For Daina White ’07 (Montvale, N.J.), a geology and environmental geosciences major, this will be her second ASB trip. She previously went to the Gesundheit! Institute in West Virginia last May.
“I have always loved the environment and wish to preserve the quality of outdoor life,” she says. “I also love animals and have wanted to work with them, so this trip is a dream for me.”

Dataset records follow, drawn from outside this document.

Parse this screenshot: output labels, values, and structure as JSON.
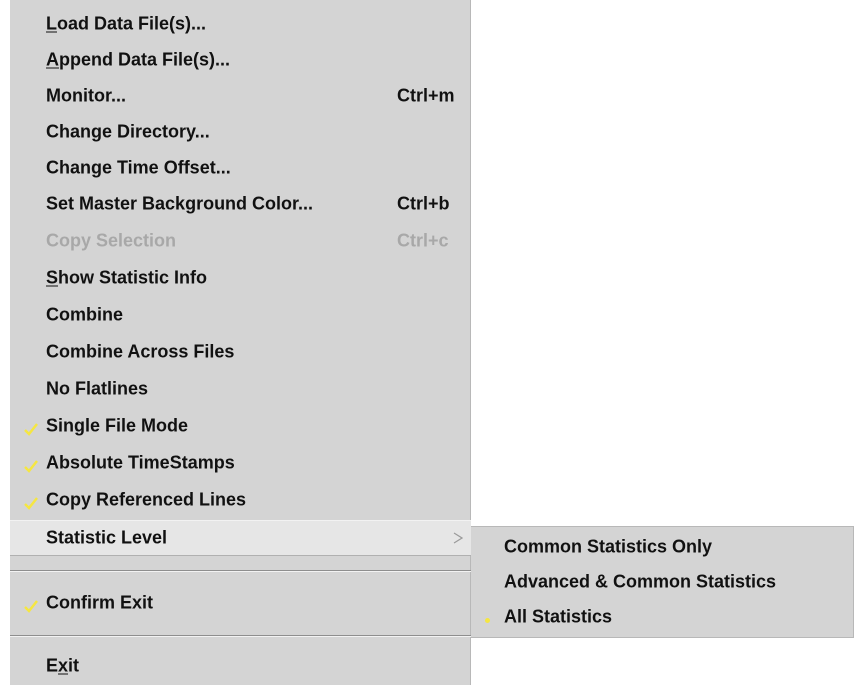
{
  "menu": {
    "items": [
      {
        "label_pre": "",
        "mnemonic": "L",
        "label_post": "oad Data File(s)...",
        "shortcut": ""
      },
      {
        "label_pre": "",
        "mnemonic": "A",
        "label_post": "ppend Data File(s)...",
        "shortcut": ""
      },
      {
        "label_pre": "Monitor...",
        "mnemonic": "",
        "label_post": "",
        "shortcut": "Ctrl+m"
      },
      {
        "label_pre": "Change Directory...",
        "mnemonic": "",
        "label_post": "",
        "shortcut": ""
      },
      {
        "label_pre": "Change Time Offset...",
        "mnemonic": "",
        "label_post": "",
        "shortcut": ""
      },
      {
        "label_pre": "Set Master Background Color...",
        "mnemonic": "",
        "label_post": "",
        "shortcut": "Ctrl+b"
      },
      {
        "label_pre": "Copy Selection",
        "mnemonic": "",
        "label_post": "",
        "shortcut": "Ctrl+c"
      },
      {
        "label_pre": "",
        "mnemonic": "S",
        "label_post": "how Statistic Info",
        "shortcut": ""
      },
      {
        "label_pre": "Combine",
        "mnemonic": "",
        "label_post": "",
        "shortcut": ""
      },
      {
        "label_pre": "Combine Across Files",
        "mnemonic": "",
        "label_post": "",
        "shortcut": ""
      },
      {
        "label_pre": "No Flatlines",
        "mnemonic": "",
        "label_post": "",
        "shortcut": ""
      },
      {
        "label_pre": "Single File Mode",
        "mnemonic": "",
        "label_post": "",
        "shortcut": ""
      },
      {
        "label_pre": "Absolute TimeStamps",
        "mnemonic": "",
        "label_post": "",
        "shortcut": ""
      },
      {
        "label_pre": "Copy Referenced Lines",
        "mnemonic": "",
        "label_post": "",
        "shortcut": ""
      },
      {
        "label_pre": "Statistic Level",
        "mnemonic": "",
        "label_post": "",
        "shortcut": ""
      },
      {
        "label_pre": "Confirm Exit",
        "mnemonic": "",
        "label_post": "",
        "shortcut": ""
      },
      {
        "label_pre": "E",
        "mnemonic": "x",
        "label_post": "it",
        "shortcut": ""
      }
    ],
    "disabled_item": "Copy Selection",
    "checked_items": [
      "Single File Mode",
      "Absolute TimeStamps",
      "Copy Referenced Lines",
      "Confirm Exit"
    ],
    "open_submenu_item": "Statistic Level"
  },
  "submenu": {
    "items": [
      {
        "label": "Common Statistics Only"
      },
      {
        "label": "Advanced & Common Statistics"
      },
      {
        "label": "All Statistics"
      }
    ],
    "selected_item": "All Statistics"
  },
  "colors": {
    "menu_bg": "#d4d4d4",
    "highlight_bg": "#e6e6e6",
    "text": "#111111",
    "disabled_text": "#a8a8a8",
    "check_mark": "#f5e642",
    "selected_dot": "#f5e642"
  },
  "icons": {
    "check": "check-icon",
    "submenu_arrow": "chevron-right-icon",
    "radio": "radio-dot-icon"
  }
}
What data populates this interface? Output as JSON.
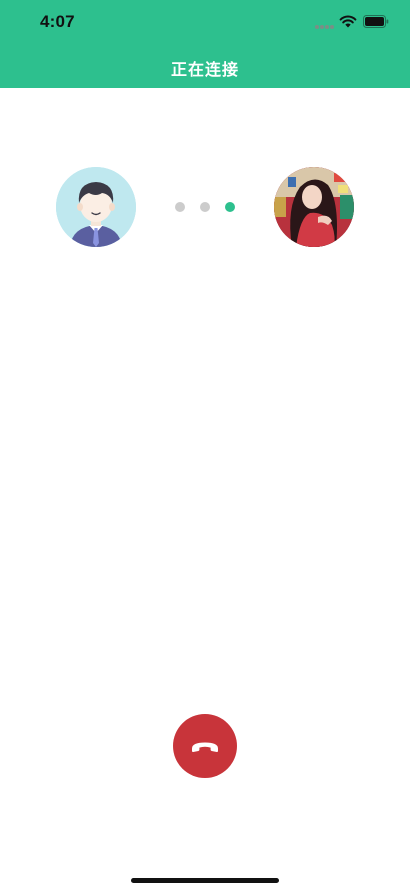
{
  "status_bar": {
    "time": "4:07",
    "icons": [
      "signal-dots-icon",
      "wifi-icon",
      "battery-icon"
    ]
  },
  "header": {
    "title": "正在连接",
    "background_color": "#2dc08e"
  },
  "call": {
    "local_avatar": "cartoon-man-avatar",
    "remote_avatar": "remote-user-photo",
    "connecting_dots": [
      {
        "state": "inactive",
        "color": "#cccccc"
      },
      {
        "state": "inactive",
        "color": "#cccccc"
      },
      {
        "state": "active",
        "color": "#2dc08e"
      }
    ]
  },
  "controls": {
    "hangup_icon": "phone-hangup-icon",
    "hangup_color": "#c8343a"
  }
}
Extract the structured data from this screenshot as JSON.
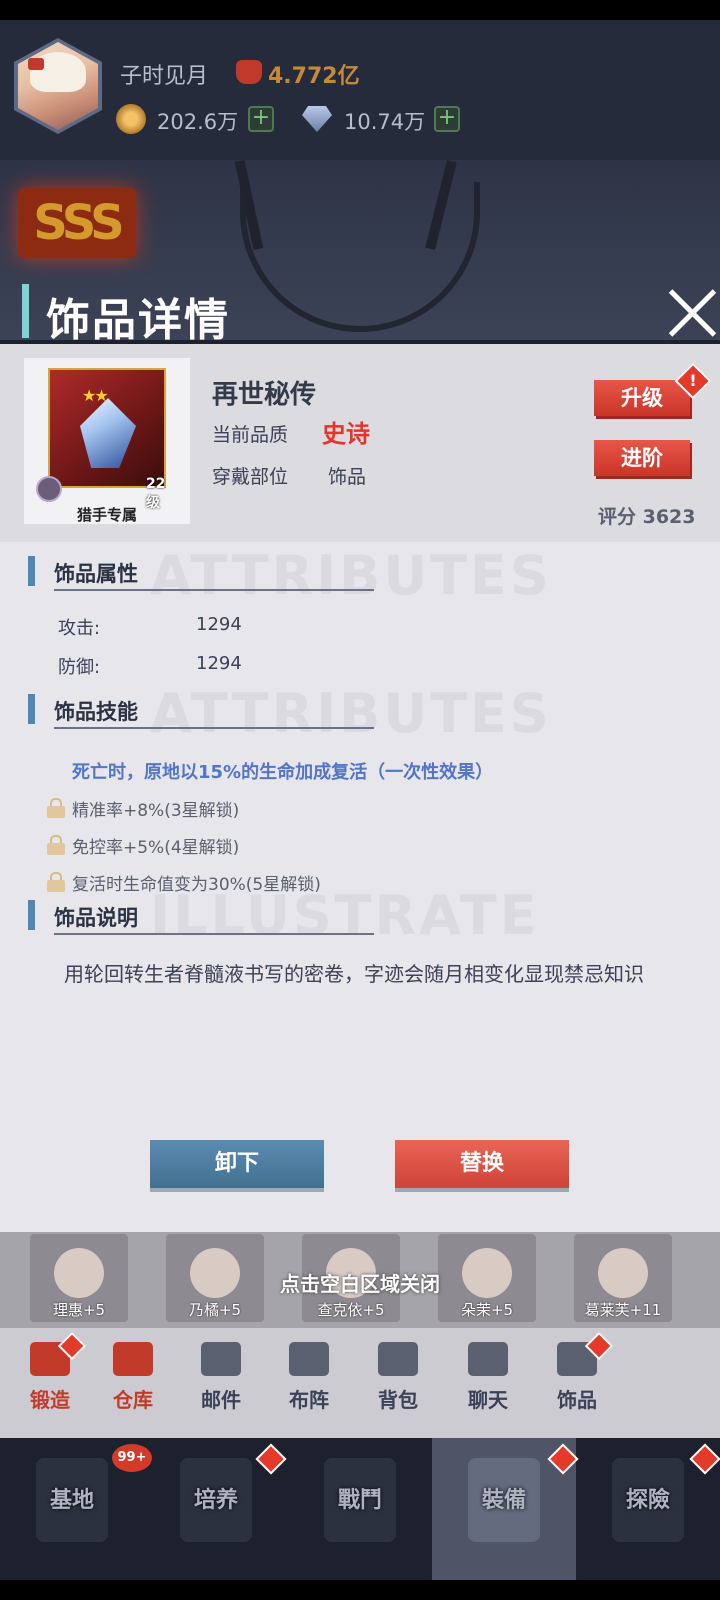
{
  "player": {
    "name": "子时见月",
    "power": "4.772亿",
    "gold": "202.6万",
    "gems": "10.74万",
    "plus_label": "+"
  },
  "modal": {
    "title": "饰品详情",
    "item": {
      "name": "再世秘传",
      "quality_label": "当前品质",
      "quality_value": "史诗",
      "slot_label": "穿戴部位",
      "slot_value": "饰品",
      "level": "22级",
      "tag": "猎手专属",
      "stars": "★★",
      "score": "评分 3623"
    },
    "upgrade_label": "升级",
    "advance_label": "进阶",
    "alert_mark": "!",
    "attributes": {
      "title": "饰品属性",
      "watermark": "ATTRIBUTES",
      "rows": [
        {
          "label": "攻击:",
          "value": "1294"
        },
        {
          "label": "防御:",
          "value": "1294"
        }
      ]
    },
    "skills": {
      "title": "饰品技能",
      "watermark": "ATTRIBUTES",
      "main": "死亡时，原地以15%的生命加成复活（一次性效果）",
      "locked": [
        "精准率+8%(3星解锁)",
        "免控率+5%(4星解锁)",
        "复活时生命值变为30%(5星解锁)"
      ]
    },
    "description": {
      "title": "饰品说明",
      "watermark": "ILLUSTRATE",
      "text": "用轮回转生者脊髓液书写的密卷，字迹会随月相变化显现禁忌知识"
    },
    "unequip_label": "卸下",
    "replace_label": "替换"
  },
  "close_hint": "点击空白区域关闭",
  "heroes": [
    {
      "label": "理惠+5"
    },
    {
      "label": "乃橘+5"
    },
    {
      "label": "查克依+5"
    },
    {
      "label": "朵茉+5"
    },
    {
      "label": "葛莱芙+11"
    }
  ],
  "menu": [
    {
      "label": "锻造",
      "icon": "anvil-icon"
    },
    {
      "label": "仓库",
      "icon": "warehouse-icon"
    },
    {
      "label": "邮件",
      "icon": "mail-icon"
    },
    {
      "label": "布阵",
      "icon": "flag-icon"
    },
    {
      "label": "背包",
      "icon": "backpack-icon"
    },
    {
      "label": "聊天",
      "icon": "chat-icon"
    },
    {
      "label": "饰品",
      "icon": "accessory-icon"
    }
  ],
  "tabs": [
    {
      "label": "基地",
      "badge": "99+"
    },
    {
      "label": "培养"
    },
    {
      "label": "戰鬥"
    },
    {
      "label": "裝備"
    },
    {
      "label": "探險"
    }
  ],
  "colors": {
    "accent_red": "#e8322a",
    "skill_blue": "#5275c9",
    "title_bar": "#7fd3d0"
  }
}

Joining her will be Long Tran ’08 (Allentown, Pa.); Allison Kramer ’08 (Cherry Hill, N.J.); Rasheim Donaldson ’06 (New York, N.Y.), an anthropology and sociology major; Martha Petre ’08 (Fredonia, N.Y.); Amy Goldstein ’05 (Latham, N.Y.), a neuroscience major; and Rasheim Donaldson ’06 (New York, N.Y.), an anthropology and sociology major. Dan Ruch, AmeriCorps*VISTA staff member in the Landis Center and team adviser for Kids in the Community, a Lafayette after-school program for children, will accompany the students on this trip.
KIC and ASB are among the 34 ongoing programs coordinated by Lafayette’s Landis Community Outreach center.
ASB has been a staple at Lafayette since students decided in spring 1993 to do something about the devastation left by Hurricane Hugo. Although a blizzard kept the students from traveling to Florida, the idea survived and flourished in 1994 with the first ASB trip to Honduras, where a group of students worked with the family of an international student.
Trips vary by year, but one element remains the same: Students make the ultimate decisions.
Last year’s projects included working on housing construction, which involved roofing and framing windows and doorways, with Sea Island Habitat for Humanity in Sea Island, S.C., during January interim; laying the house foundation for a single mother and her children in partnership with Habitat for Humanity International in Tegucigalpa, Honduras, which included raising $4,500 (in addition to travel costs) to provide the building supplies, over spring break; assisting the only YMCA on a Native American reservation (Sioux YMCA in Dupree, S.D.) in landscaping projects and the coordination of activities for the after-school program, over spring break; and working at the site of the Gesundheit! Institute (Hillsboro, W.V.), doing various projects, which included planting crops and constructing yurts (circus-like tent structures) to house a summer program, in May.